Amidst the once-in-a-generation pandemic, the UK’s real estate industry had a bumpy ride in 2020 – from strong growth in residential and logistics real estate, a wholesale ‘pause’ in the office sector, and a radical restructuring in the retail sector. Despite a record 40% decline in construction output in April 2020, the industry bounced back and widely stabilised by the end of the year. Now the real estate industry faces an existential crisis: can it fulfil the promise of the hashtag and #buildbackbetter? As one of the least-digitised sectors of the economy, and one of the largest polluters, will this once-in-a-generation opportunity for change deliver?
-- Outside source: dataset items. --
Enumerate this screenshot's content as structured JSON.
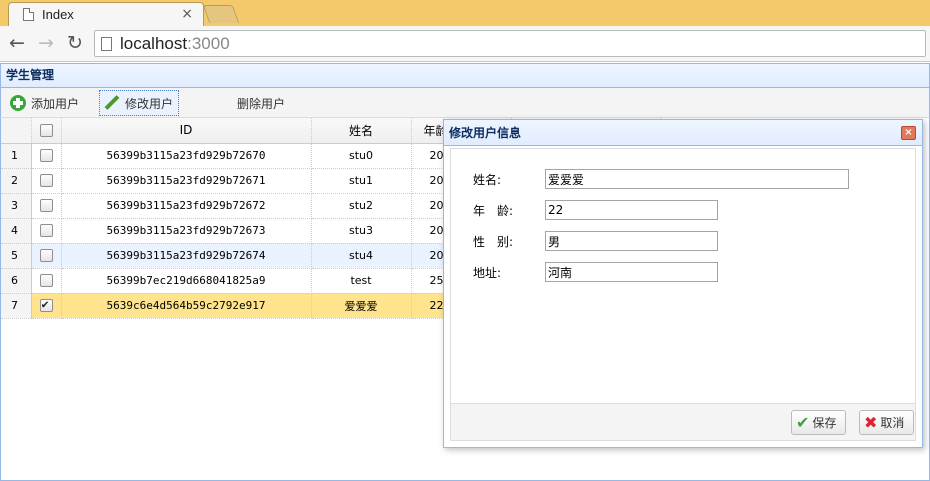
{
  "browser": {
    "tab_title": "Index",
    "tab_close": "×",
    "url_host": "localhost",
    "url_port": ":3000"
  },
  "panel": {
    "title": "学生管理"
  },
  "toolbar": {
    "add_label": "添加用户",
    "edit_label": "修改用户",
    "delete_label": "删除用户"
  },
  "grid": {
    "columns": [
      "ID",
      "姓名",
      "年龄"
    ],
    "rows": [
      {
        "num": "1",
        "id": "56399b3115a23fd929b72670",
        "name": "stu0",
        "age": "20",
        "checked": false
      },
      {
        "num": "2",
        "id": "56399b3115a23fd929b72671",
        "name": "stu1",
        "age": "20",
        "checked": false
      },
      {
        "num": "3",
        "id": "56399b3115a23fd929b72672",
        "name": "stu2",
        "age": "20",
        "checked": false
      },
      {
        "num": "4",
        "id": "56399b3115a23fd929b72673",
        "name": "stu3",
        "age": "20",
        "checked": false
      },
      {
        "num": "5",
        "id": "56399b3115a23fd929b72674",
        "name": "stu4",
        "age": "20",
        "checked": false
      },
      {
        "num": "6",
        "id": "56399b7ec219d668041825a9",
        "name": "test",
        "age": "25",
        "checked": false
      },
      {
        "num": "7",
        "id": "5639c6e4d564b59c2792e917",
        "name": "爱爱爱",
        "age": "22",
        "checked": true
      }
    ]
  },
  "dialog": {
    "title": "修改用户信息",
    "close": "×",
    "fields": {
      "name_label": "姓名:",
      "name_value": "爱爱爱",
      "age_label": "年　龄:",
      "age_value": "22",
      "gender_label": "性　别:",
      "gender_value": "男",
      "address_label": "地址:",
      "address_value": "河南"
    },
    "save_label": "保存",
    "cancel_label": "取消"
  },
  "colors": {
    "panel_border": "#95b8e7",
    "selected_row": "#ffe48d",
    "hover_row": "#eaf2ff",
    "tabstrip": "#f4c96b"
  }
}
The complex real estate ecosystem of lenders, owners, developers, planners, architects, main contractors, subcontractors, interior designers and more, are vastly important to the overall financial health of the country – not to mention the dependencies of adjacent industries such as mortgage and CRE lending, estate agencies, property management, movers and furnishers.
Why has the industry been so slow to digitise? There have been four key challenges:
High fragmentation: As there are so many types of real estate assets, the systems and processes used in the construction and post-construction management of one type of real estate asset cannot necessarily be applied to another.
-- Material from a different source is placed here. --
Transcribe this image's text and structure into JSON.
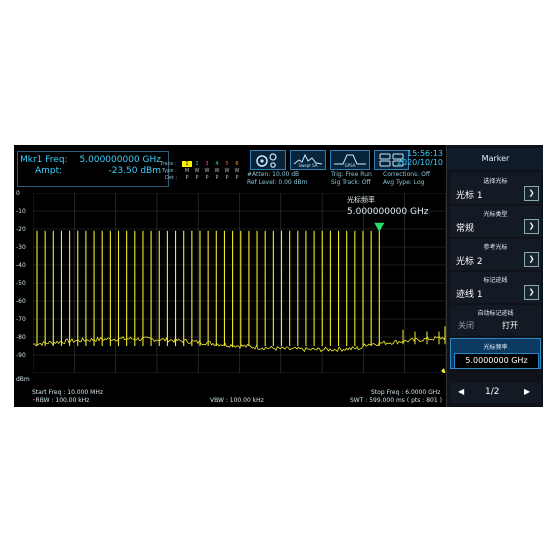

Complex ecosystem of stakeholders: Projects can typically involve hundreds of parties as described above, – making the job of coordination and control highly intensive.
Commercial viability: Due to the high fragmentation and complexity, investment in digitisation can be commercially unviable. No single party in the design, construction, sales, or management chain is able to gain scale by setting an industry-standard through widespread adoption of new methodologies and technologies.
Unskilled workforce: Adoption of new technologies would require a wholesale upskilling of a workforce that typically relies on manual processes. The lack of technological sophistication in the industry contributes to delays, overspend, reduced output, increased safety risk, and higher pollution levels. Manual processes lead to duplication, inefficiency, human error, a lack of data and analysis, and no real-time actionability.
The opportunity presented from this lagging digitisation has not been lost on investors, with estimates of some £5bn having been invested in the sector in the first half of 2019 (Oxford University Report). Proptech VC Fifth Wall launched a £90m fund with BNP Paribas in October 2020, for early-stage Proptech businesses in Britain and Europe on the investment thesis that the sector is “underpenetrated”, and that the pandemic will accelerate both digitisation and the move towards low-carbon projects.
Fuelled by this wave of investment, Proptech is now making inroads and here are examples of just a few of the many emerging, innovative digital tools and platforms that are pushing the industry forward:
• Innovative design software such as Spacemaker AI helps developers create digital site proposals.
• Weaning property developers off Excel spreadsheets, the Aprao platform creates development feasibilities, residual site values and development cash flow forecasting and management.
• Construction financing platforms Built Technologies and Rabbet are helping lenders and developers manage facility drawdown processes in a more efficient manner, though (sadly) they have not yet launched in the UK.
• Construction management software Procore helps firms drastically increase project efficiency and accountability by streamlining and mobilising project communications and documentation.
• The design and engineering industry has had a high adoption of software like Autodesk which digitises design documentation, specification development, quality assurance, and more.
• Your Keys has had great success during the pandemic digitising the often-fraught home sale process in the UK, streamlining post-construction sales for both buyers and sellers.
• Lloyds has partnered with CFP Green Buildings to offer a Green Buildings Tool – a digital insight tool that enables property owners to identify, evaluate and understand the estimated outcomes of potential investments into making their property more sustainable and energy-efficient.
Digitalisation will continue to grow in importance in the industry and it is essential for all players in the ecosystem to start adopting to new technologies and digital work practices.